Solo es un cambio.
Guanarteme.
Miguel Alejandro Castro Sánchez.
Odiaba aquella zona. La odiaba. Esa encrucijada enrevesada y perdida de la ciudad, comprendida entre Las Arenas y el Mc Donalds de las ramblas de Mesa y López, ese pedazo urbano, Guanarteme y Madera y Corcho. Para mí ese sitio solo significaba llegar tarde a casa. Era una innecesaria extensión de Mesa, no había nada en ella que valiera la pena. Nada excepto metros y metros que recorrer, metros carentes de motivación visual alguna. Era tierra de nadie, como la frontera entre México y EEUU, o como los molestos Baldíos del WOW.
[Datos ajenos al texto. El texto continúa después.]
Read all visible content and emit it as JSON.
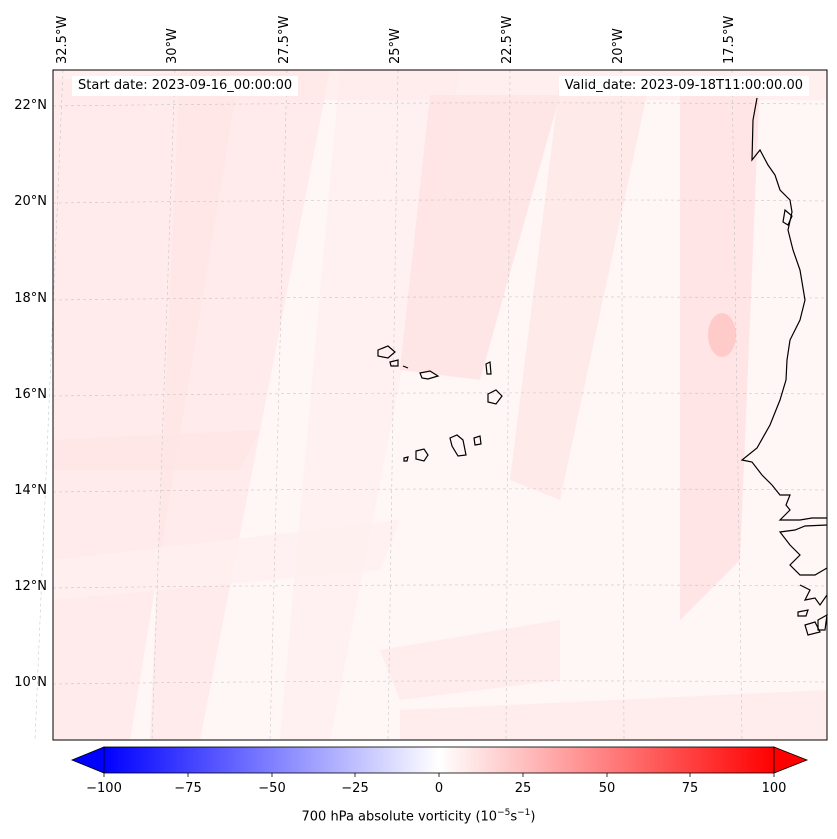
{
  "map": {
    "longitude_labels": [
      "32.5°W",
      "30°W",
      "27.5°W",
      "25°W",
      "22.5°W",
      "20°W",
      "17.5°W"
    ],
    "latitude_labels": [
      "22°N",
      "20°N",
      "18°N",
      "16°N",
      "14°N",
      "12°N",
      "10°N"
    ],
    "start_date": "Start date: 2023-09-16_00:00:00",
    "valid_date": "Valid_date: 2023-09-18T11:00:00.00",
    "gridlines": true,
    "coastline_color": "#000000",
    "features": [
      "West African coastline",
      "Cape Verde islands"
    ]
  },
  "colorbar": {
    "ticks": [
      "−100",
      "−75",
      "−50",
      "−25",
      "0",
      "25",
      "50",
      "75",
      "100"
    ],
    "min": -100,
    "max": 100,
    "label_main": "700 hPa absolute vorticity (10",
    "label_exp1": "−5",
    "label_mid": "s",
    "label_exp2": "−1",
    "label_end": ")",
    "colormap": "bwr",
    "extend": "both",
    "low_color": "#0000ff",
    "mid_color": "#ffffff",
    "high_color": "#ff0000"
  }
}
Y sin embargo últimamente tenía que recorrerme ese aburrido lugar constantemente. Y todo por ella. Alma se llamaba. Hacía poco que había iniciado algo con ella. No era una relación formal, nada serio, muy al estilo adolescente. El caso es que su casa se encontraba allí, en esa maldita zona. No podía estar cerca del Estadio, como la de Samuel; o encarando la playa, como la de Javi. No, en Guanarteme, anexo a los viejos edificios rosa erosionado de Madera y Corcho. Siempre quedábamos en su casa, lo cual significaba desplazarse una y otra vez allí. Pero bueno, me dije, un par de visitas a su casa no iban a matarme. Y así podría haber sido.
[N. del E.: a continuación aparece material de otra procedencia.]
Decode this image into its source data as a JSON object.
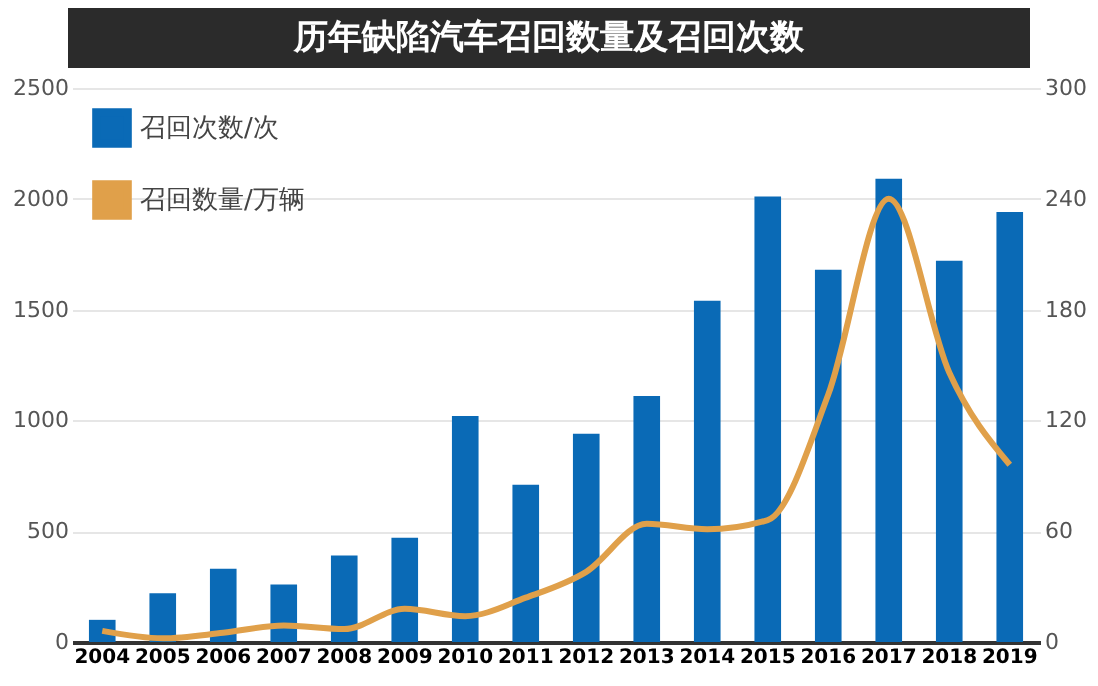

Pero no lo fue, porque el destino quiso que Dilmun Gates, uno de mis grupos de música, decidiera dejar el local de ensayos de siempre para mudarse a uno que había en Madera y Corcho, en esos edificios rosas horrendos que había al lado de casa de Alma, al lado de una perturbante iglesia coreana. Esto hizo que a las constantes visitas a casa de Alma se le sumara el tener que pasar todos los sábados por allí para ir a ensayar, lo cual produjo que llegado cierto momento me viera atrapado en esas agobiantes y enormes ramblas. No me cabía en la cabeza que demonios parecía querer ese lugar de mí.
Tampoco sabía que quería exactamente Alma conmigo. Habíamos decidido empezar algo más serio, pero aun así no las tenía todas conmigo. No sabía si realmente la quería, ni en que iba a acabar todo. No se si veía mi futuro ligado al suyo. Así que casi sin fe me dedicaba a pasear por aquellas ramblas. Hasta que un día me invita a merendar en el Gelizia.
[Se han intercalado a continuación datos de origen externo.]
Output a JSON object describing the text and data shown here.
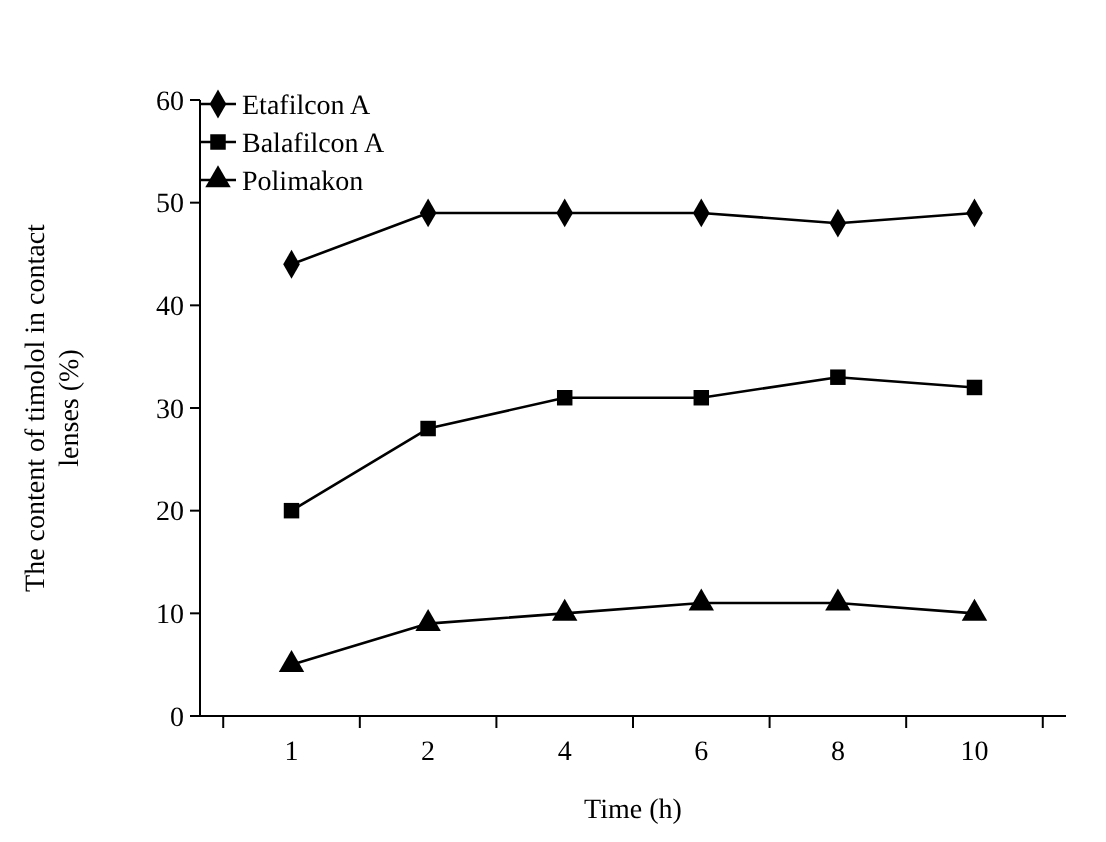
{
  "chart_data": {
    "type": "line",
    "xlabel": "Time (h)",
    "ylabel": "The content of timolol in contact lenses (%)",
    "categories": [
      "1",
      "2",
      "4",
      "6",
      "8",
      "10"
    ],
    "ylim": [
      0,
      60
    ],
    "yticks": [
      0,
      10,
      20,
      30,
      40,
      50,
      60
    ],
    "legend": "top left",
    "grid": false,
    "line_style": "solid",
    "series": [
      {
        "name": "Etafilcon A",
        "color": "#000000",
        "marker": "diamond",
        "values": [
          44,
          49,
          49,
          49,
          48,
          49
        ]
      },
      {
        "name": "Balafilcon A",
        "color": "#000000",
        "marker": "square",
        "values": [
          20,
          28,
          31,
          31,
          33,
          32
        ]
      },
      {
        "name": "Polimakon",
        "color": "#000000",
        "marker": "triangle",
        "values": [
          5,
          9,
          10,
          11,
          11,
          10
        ]
      }
    ]
  }
}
El Gelizia, casi ni recordaba aquel lugar. Había ido hacía mucho tiempo, pero no recordaba nada del lugar. Ella me aconseja que me pida un crepe, y yo lo hago, con dulce de leche y sirope de fresa. Estaba buenísimo, como para repetir. Y así lo hice, las tardes en el Gelizia se fueron repitiendo, hasta que un día me interesé por el local de al lado. Zumolandia se llamaba. Allí tenían el zumo de melón más rico de Las Palmas, pero sin duda lo mejor es el sándwich de cangrejo y aguacate. Y entre Gelizia y Zumolandia, pasaba todo mi tiempo en las ramblas con Alma. Y mientras más crepe, mas zumo de melón y más sándwich de cangrejo y aguacate se me apetecía, más se me apetecía estar a su lado.
Y me invita a pasar el día de navidad en casa de Samuel. Allí conozco a Irene, que había llegado de Italia, y que también vive en la misma zona que Alma, justo al lado de Maycor. Así que aprovechando que está de vuelta en Las Palmas vamos a su casa de vez en cuando a jugar a las cartas. Cada día que pasaba, miraba a Alma con otros ojos, más familiar, más cercana. Exactamente igual que a las ramblas. Aquel sitio ya no se me antojaba vacío y vulgar, me había echo a sus peculiaridades y había aprendido a ver sus escondidas virtudes. Y un día quedo con Samuel para ver un partido de champions, y como no habían bares libres lo vemos en uno de Guanarteme. Y en ese bar vemos como el Barça da un paso más en lo que sería su año dorado, en su conquista de la copa de campeones y en lo que sería uno de los días más memorables de mi vida. Y todo empezó allí, con ese partido, en ese bar.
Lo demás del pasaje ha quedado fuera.